Neben Bilchen, Eulen und Fledermäusen befasst sich Kimmig mit Waschbären, einigen Insekten und Tiefseefischen. Und sie tut dies voller Begeisterung und mit einem Hang zu Anthropomorphisierungen, etwa wenn sie sich die "verdutzten Gesichter von Ameisen" vorstellt, die Opfer eines Brutparasiten werden. Das Buch ist anekdotenreich und liest sich wie ein Best-of tierischer Kuriositäten.

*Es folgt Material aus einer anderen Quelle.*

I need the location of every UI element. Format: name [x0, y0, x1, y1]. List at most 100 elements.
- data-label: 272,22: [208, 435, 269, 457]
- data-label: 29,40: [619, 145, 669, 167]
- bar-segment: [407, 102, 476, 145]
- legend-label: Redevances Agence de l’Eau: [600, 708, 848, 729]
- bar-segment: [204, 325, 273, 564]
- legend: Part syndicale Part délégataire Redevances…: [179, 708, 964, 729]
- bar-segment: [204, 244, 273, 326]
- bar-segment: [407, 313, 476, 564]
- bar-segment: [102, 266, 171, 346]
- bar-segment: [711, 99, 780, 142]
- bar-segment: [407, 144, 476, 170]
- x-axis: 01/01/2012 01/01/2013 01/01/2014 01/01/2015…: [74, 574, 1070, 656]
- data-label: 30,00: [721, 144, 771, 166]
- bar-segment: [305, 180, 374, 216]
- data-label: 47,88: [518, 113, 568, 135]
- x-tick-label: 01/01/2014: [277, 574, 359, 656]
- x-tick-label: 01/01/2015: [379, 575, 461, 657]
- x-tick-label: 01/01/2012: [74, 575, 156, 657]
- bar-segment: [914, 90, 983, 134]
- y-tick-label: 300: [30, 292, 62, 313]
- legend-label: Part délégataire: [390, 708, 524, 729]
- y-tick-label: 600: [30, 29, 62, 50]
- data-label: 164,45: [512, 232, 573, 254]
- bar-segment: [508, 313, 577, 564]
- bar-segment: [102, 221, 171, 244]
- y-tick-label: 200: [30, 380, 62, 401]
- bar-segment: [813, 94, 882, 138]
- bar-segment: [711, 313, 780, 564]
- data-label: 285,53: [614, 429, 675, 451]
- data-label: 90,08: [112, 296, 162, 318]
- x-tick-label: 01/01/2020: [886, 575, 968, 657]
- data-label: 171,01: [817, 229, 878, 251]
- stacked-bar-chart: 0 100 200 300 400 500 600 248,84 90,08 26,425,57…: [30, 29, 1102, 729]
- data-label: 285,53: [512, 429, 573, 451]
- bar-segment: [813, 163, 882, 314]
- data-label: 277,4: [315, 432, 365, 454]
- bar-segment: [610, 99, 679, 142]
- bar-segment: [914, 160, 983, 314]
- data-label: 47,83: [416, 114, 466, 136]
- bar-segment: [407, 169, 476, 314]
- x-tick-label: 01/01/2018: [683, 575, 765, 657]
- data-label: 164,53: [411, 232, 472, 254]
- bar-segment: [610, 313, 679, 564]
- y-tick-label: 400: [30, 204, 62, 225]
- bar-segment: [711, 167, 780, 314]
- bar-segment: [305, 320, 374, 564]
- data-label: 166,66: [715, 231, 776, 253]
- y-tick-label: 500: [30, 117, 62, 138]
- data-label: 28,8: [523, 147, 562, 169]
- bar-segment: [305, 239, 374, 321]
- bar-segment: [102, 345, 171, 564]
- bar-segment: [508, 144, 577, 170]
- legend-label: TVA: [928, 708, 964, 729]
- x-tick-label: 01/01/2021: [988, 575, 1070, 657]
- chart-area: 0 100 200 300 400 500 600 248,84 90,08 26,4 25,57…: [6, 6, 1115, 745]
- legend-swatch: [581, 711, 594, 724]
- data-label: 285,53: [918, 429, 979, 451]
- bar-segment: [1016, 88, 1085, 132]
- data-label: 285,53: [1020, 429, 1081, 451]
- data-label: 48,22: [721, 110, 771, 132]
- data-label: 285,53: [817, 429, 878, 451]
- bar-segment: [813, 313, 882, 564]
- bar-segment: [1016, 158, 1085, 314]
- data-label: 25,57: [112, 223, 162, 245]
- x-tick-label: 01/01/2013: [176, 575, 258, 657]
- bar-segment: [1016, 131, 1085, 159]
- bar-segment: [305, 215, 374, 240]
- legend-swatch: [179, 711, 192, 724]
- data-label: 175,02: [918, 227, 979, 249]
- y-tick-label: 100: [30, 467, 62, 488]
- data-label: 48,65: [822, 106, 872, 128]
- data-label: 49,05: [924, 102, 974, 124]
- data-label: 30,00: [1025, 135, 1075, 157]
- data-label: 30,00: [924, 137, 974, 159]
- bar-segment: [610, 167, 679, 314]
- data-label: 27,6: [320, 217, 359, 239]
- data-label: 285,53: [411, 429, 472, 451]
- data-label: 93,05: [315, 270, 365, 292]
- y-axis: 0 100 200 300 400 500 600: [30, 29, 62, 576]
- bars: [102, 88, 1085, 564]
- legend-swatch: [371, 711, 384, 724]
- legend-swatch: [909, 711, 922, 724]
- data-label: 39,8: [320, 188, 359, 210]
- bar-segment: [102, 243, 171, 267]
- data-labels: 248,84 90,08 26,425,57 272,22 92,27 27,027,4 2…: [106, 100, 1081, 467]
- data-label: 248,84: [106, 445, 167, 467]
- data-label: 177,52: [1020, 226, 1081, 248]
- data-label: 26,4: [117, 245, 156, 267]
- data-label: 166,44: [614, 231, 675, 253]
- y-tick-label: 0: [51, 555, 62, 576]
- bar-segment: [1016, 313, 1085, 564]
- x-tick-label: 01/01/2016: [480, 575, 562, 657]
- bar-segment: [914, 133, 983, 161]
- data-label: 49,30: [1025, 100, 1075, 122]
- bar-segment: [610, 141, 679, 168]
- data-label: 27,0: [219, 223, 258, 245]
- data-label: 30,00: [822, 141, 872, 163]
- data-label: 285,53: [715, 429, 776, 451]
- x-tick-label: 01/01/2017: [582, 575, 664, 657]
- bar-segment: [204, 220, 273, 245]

Zugleich kalauert die Autorin die instruktiven Passagen gerne in den Hintergrund (geht es um Tischmanieren, könnten sich Menschen bei den Küken der Schleiereule "eine Scheibe abschneiden"), oder sie unterbreitet Hinweise, die keinen Sinn ergeben, zum Beispiel wenn es über den Uhu heißt: "Obwohl seine scharfen Klauen gefürchtet sind, trägt er ein unauffälliges Tarnkleid." Dafür fordert Kimmig den Leser andauernd auf, bestimmte Tiere zu googeln, weil sie hübsch oder interessant aussehen. Eine heikle Empfehlung, denn am Ende bleibt man womöglich vorm Bildschirm kleben und legt das Buch zur Seite. KAI SPANKE
Sophia Kimmig: "Lebendige Nacht". Vom verborgenen Leben der Tiere.
Hanser Verlag, München 2023. 272 S., Abb., geb., 25,- Euro.